A three-time Olympic medal-winning equestrian rider who was removed after a video emerged of him riding a horse wearing nothing but a mankini has apologized for the cheeky stunt but does not believe it was “too offensive”.
Shane Rose, 50, posted the revealing images on Facebook after competing in a costume contest at the Wallaby Hill Extravaganza in the NSW Southern Highlands last weekend.
Footage showed a delighted Rose wearing only a fluorescent orange mankini, helmet, boots and a cheeky smile on her face as she rode around the sand, much to the amusement of onlookers, including one man who shouted “that’s Australian”.
However, the stunt “offended” some attendees, prompting a complaint to Equestrian Australia (EA) and Sports Integrity Australia.
The three-time Olympian has withdrawn from further events while an investigation into the incident takes place.
Rose’s hopes of competing in a fourth Olympic Games in Paris and winning that elusive gold medal are now in limbo, having previously won two silvers and a bronze.
Australian equestrian legend Shane Rose saw his Olympic hopes in limbo after he was filmed riding a horse in a mankini at an event on February 11 (pictured).
Shortly after EA’s decision, Rose apologized for his actions and removed the video so it could not “escalate further.”
“If my costumes offended anyone, I am very sorry because this was never my intention, I would like to apologize to anyone I have offended,” he wrote.

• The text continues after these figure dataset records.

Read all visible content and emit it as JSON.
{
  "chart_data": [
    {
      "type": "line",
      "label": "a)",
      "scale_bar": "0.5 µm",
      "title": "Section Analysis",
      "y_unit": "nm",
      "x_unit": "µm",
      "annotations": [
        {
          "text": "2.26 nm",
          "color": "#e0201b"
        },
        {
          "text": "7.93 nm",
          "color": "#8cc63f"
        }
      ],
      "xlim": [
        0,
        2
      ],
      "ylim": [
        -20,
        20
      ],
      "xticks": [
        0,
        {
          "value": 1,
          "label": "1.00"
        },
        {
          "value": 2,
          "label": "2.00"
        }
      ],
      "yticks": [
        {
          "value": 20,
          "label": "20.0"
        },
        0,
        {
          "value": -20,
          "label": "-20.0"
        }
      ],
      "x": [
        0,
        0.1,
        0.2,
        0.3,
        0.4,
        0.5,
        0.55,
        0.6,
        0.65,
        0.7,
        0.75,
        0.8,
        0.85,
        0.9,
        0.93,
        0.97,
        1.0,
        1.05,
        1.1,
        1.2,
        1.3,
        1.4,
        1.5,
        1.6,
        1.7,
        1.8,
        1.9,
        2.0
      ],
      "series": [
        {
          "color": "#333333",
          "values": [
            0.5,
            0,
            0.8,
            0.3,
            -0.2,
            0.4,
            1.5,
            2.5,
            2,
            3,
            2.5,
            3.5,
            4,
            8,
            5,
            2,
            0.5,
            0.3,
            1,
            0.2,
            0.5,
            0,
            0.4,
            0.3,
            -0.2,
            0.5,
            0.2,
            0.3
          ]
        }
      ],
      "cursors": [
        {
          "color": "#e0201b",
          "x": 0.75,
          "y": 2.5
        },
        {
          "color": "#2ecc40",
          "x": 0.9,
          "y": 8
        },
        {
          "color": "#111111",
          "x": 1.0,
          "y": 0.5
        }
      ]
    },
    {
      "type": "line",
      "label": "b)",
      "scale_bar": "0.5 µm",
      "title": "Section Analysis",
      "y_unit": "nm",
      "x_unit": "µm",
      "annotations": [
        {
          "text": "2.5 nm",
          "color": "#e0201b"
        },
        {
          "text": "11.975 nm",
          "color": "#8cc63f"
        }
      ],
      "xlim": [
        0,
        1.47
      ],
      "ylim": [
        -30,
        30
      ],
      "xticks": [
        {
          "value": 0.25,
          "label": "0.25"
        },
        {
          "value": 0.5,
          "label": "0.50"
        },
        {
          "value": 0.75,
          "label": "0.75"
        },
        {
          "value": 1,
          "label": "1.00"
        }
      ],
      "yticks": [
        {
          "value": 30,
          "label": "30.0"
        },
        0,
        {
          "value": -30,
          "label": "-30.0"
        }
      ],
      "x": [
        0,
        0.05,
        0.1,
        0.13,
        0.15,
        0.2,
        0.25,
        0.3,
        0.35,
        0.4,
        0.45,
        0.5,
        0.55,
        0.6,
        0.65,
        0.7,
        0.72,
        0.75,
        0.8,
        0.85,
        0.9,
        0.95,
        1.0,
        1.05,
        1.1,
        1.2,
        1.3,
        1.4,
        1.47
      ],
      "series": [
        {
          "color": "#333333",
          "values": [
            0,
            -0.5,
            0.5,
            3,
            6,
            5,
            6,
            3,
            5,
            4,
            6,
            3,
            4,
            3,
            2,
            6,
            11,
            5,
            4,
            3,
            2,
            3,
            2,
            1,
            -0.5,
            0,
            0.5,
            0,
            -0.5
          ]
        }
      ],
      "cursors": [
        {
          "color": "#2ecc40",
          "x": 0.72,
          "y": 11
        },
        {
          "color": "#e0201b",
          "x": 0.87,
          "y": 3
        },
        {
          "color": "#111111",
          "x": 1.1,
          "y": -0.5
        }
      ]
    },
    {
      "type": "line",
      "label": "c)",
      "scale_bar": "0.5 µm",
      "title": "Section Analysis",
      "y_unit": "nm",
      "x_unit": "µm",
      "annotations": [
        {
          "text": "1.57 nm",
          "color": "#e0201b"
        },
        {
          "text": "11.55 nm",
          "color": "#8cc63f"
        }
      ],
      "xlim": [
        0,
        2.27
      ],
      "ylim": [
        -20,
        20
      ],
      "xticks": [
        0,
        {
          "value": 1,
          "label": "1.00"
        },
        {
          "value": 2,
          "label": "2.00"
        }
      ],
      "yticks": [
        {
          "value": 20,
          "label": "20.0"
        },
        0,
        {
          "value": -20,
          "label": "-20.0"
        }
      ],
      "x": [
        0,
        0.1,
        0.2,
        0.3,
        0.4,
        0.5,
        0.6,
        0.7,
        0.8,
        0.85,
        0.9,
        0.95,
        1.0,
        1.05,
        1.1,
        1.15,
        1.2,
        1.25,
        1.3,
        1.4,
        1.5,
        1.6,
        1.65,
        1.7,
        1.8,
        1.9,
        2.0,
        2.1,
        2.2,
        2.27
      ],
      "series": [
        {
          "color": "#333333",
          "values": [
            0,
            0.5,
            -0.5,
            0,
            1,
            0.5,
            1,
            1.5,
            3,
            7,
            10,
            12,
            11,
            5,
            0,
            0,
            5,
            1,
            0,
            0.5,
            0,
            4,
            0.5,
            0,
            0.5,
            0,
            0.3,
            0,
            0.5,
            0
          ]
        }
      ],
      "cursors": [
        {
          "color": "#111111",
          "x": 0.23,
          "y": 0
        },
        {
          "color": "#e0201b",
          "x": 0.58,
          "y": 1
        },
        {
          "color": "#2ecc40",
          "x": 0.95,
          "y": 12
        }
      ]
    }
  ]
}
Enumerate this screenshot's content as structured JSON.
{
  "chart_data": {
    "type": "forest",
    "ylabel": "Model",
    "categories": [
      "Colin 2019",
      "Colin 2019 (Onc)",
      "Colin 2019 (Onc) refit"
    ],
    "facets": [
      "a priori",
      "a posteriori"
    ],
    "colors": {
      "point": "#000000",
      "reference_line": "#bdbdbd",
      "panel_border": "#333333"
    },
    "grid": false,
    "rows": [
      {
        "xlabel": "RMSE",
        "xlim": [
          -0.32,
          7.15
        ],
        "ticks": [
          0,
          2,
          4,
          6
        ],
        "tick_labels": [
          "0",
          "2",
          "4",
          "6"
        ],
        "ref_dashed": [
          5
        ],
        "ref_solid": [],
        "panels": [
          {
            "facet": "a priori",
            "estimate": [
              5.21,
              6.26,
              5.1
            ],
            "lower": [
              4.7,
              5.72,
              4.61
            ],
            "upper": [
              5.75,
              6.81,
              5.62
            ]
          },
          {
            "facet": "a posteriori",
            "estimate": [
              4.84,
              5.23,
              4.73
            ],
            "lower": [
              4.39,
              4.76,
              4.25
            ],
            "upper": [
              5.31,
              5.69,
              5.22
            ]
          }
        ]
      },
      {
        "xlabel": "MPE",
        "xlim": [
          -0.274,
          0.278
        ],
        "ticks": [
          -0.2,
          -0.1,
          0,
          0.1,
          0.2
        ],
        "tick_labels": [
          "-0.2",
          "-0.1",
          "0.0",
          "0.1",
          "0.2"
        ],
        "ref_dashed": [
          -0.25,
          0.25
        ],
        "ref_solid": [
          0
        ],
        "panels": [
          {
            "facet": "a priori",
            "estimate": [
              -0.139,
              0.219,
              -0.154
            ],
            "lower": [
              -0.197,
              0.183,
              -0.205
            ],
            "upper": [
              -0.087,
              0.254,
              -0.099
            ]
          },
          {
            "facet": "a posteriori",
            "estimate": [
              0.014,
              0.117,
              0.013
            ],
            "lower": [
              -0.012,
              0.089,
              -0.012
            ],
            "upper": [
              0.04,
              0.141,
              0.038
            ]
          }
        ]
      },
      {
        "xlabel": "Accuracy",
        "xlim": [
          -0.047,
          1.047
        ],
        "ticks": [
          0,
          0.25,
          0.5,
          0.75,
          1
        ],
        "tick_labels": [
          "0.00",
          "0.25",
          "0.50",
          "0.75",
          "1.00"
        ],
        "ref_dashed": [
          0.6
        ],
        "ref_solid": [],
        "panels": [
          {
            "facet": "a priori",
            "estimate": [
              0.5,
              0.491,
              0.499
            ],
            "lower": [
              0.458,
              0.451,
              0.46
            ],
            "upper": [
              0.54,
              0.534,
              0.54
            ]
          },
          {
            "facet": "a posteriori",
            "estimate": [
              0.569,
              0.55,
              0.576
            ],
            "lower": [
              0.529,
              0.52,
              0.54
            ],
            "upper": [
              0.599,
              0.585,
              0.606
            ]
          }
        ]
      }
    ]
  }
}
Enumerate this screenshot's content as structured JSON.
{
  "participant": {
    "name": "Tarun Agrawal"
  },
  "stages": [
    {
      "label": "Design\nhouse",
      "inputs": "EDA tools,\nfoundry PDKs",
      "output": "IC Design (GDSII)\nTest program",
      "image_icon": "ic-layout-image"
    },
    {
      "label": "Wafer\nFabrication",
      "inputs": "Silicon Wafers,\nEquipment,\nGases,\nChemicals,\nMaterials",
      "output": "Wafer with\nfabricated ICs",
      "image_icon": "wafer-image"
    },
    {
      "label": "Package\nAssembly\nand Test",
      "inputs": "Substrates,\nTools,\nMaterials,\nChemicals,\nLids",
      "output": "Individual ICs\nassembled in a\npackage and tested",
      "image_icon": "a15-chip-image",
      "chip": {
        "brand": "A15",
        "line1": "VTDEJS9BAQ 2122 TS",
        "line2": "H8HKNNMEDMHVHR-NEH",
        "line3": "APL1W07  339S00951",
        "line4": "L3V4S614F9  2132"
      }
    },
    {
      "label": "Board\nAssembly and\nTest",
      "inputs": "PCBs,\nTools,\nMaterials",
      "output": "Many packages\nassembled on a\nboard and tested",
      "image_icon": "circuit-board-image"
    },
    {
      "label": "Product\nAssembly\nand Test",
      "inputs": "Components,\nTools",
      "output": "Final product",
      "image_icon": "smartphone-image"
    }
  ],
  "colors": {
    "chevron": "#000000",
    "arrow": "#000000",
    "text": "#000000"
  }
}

‘I will no longer participate in these types of events to ensure that I do not cause similar problems in the future.
‘“I hope that the outcome of EA’s review will allow me to return to competition and not affect my campaign towards the Paris Olympics.”
Rose later deleted the statement and issued a much shorter message.
“I don’t intend for this issue to get any worse, so my previous post has been deleted,” he posted.
Rose currently has three horses qualified for the Paris Olympics and is seen as a great opportunity to compete in her fourth Games.
“I hope it doesn’t affect me if it goes the way I want,” he said. The Daily Telegraph.
‘In a few days (I hope) we will be able to move on and laugh about it.
‘I don’t think I did anything too offensive. I can understand that others may not feel the same way.’
“I am very focused on my training ahead of Paris and I am confident that the team will emerge as a competitive opportunity.”
In a statement issued on Sunday, EA said it had an obligation to respect the codes of conduct to which Rose is bound and that it is “reviewing the matter.”
‘To be clear, Shane has not been suspended or disciplined. As is usual in these circumstances for all high-performance athletes, he is away from the competition for several days while the review is carried out,’ the statement reads.
‘This process should take no more than a few days and we expect a resolution next week.
“Equestrian Australia is dedicated to supporting our athletes in their Olympic campaign and working collaboratively with them to achieve their Olympic dreams.”
Having won three medals at three previous Olympic Games, Mr Rose (pictured) cannot perform at any events until an investigation by Equestrian Australia is concluded.
After deleting the video from his Facebook, Mr Rose (pictured with his wife Nikki) apologized for his actions and to anyone he offended.
The decision has shocked the Australian equestrian community.
Many have come to Rose’s defense and called EA’s decision “reckless and over the top.”
a request about Cambio.org Opposition to EA’s decision to remove Rose has already garnered nearly 10,000 signatures.
“Shane Rose has dedicated his life to equestrian sport and the equestrian community,” the petition reads.
“He is also one of our most successful athletes.”
The petition also sought clarity on what rule Mr Rose had broken during the event, stating the outfit was “no different to what is seen on many Australian beaches”.
Rose previously competed at the 2008 Games in Beijing, 2016 in Rio and 2020 in Tokyo.
His two silver medals and one bronze were won in team competition.